A theory can only be corroborated by the evidence when the negation of that evidence would falsify the theory. That is, the evidence must represent a test of the theory, and a test requires the possibility of failure. Tautologies and metaphysical hypotheses, then, are uncorroborable, since they cannot be falsified in principle.
Is Popper’s corroboration merely inductive support in disguise? No.
Consider the sunrise. My evidence of the sunrise each past morning corroborates my hypothesis that the sunrise will occur every morning, because if the sun had not risen on any of these days, then my hypothesis would be falsified. Every morning is a fresh test of my hypothesis. So far it has passed, and each further success corroborates my hypothesis a little more.
However, what about my expectation that the sun will rise tomorrow morning? Is this corroborated by evidence of sunrises in the past? That is, had the sun not risen on any previous day, would it contradict the claim that the sun will rise tomorrow morning? No. Evidence of past sunrises does not corroborate expectations of future sunrises, even though it does corroborate the general hypothesis that the sun will rise every morning.

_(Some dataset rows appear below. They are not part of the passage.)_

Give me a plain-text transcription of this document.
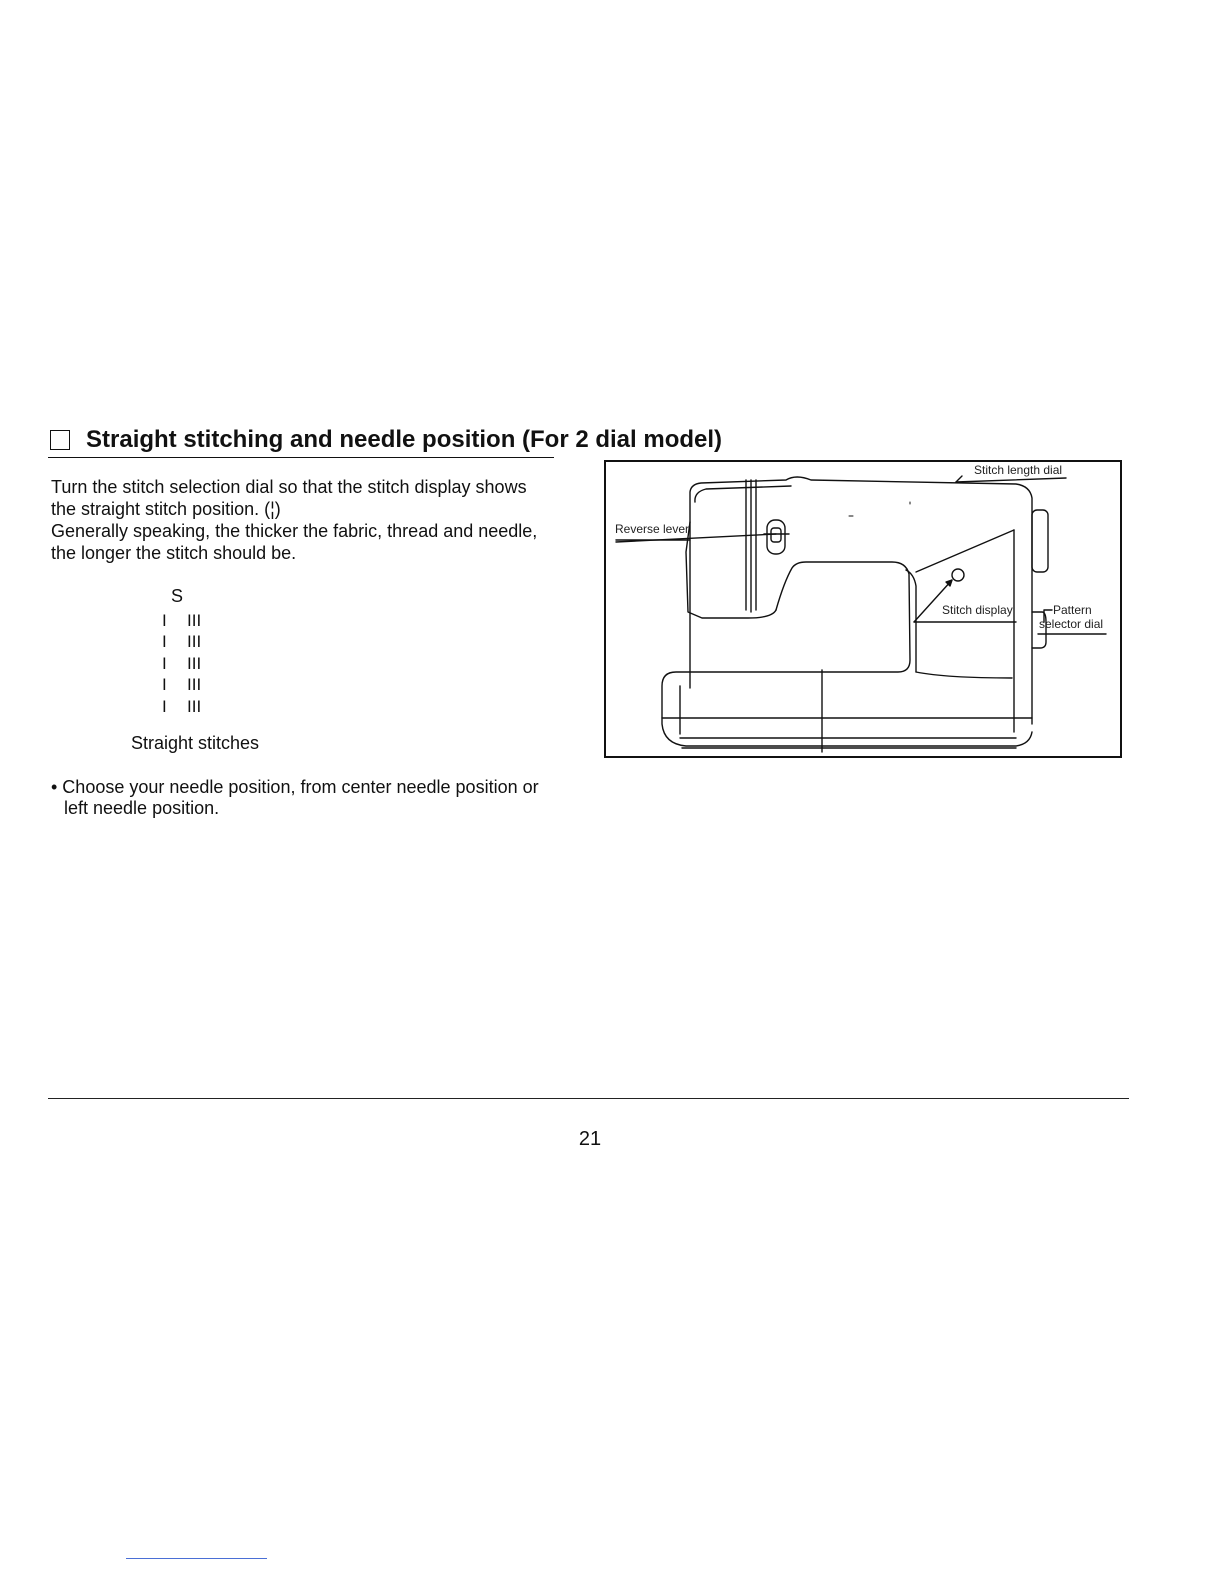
Straight stitching and needle position (For 2 dial model)

Turn the stitch selection dial so that the stitch display shows

the straight stitch position. (¦)

Generally speaking, the thicker the fabric, thread and needle,

the longer the stitch should be.

S
I	III
I	III
I	III
I	III
I	III
Straight stitches
• Choose your needle position, from center needle position or
left needle position.
Stitch length dial
Reverse lever
Stitch display	Pattern
selector dial
21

The confusion stems from a fallacy of decomposition. That is, supposing what is true for the whole (sunrises in general) is true for its constituent parts (particular sunrises). In this case, while a theory may be highly corroborated, it does not follow that its logical consequences are also highly corroborated.
In other words, corroboration is not transmissible from premises to conclusion in a valid argument. In particular, evidence that corroborates a theory doesn’t also corroborate predictions derived from the theory. Corroboration is not ampliative; it’s more like a scorecard. That is, it’s just a measure of past performance and doesn’t entail anything about future success. Popper said this explicitly.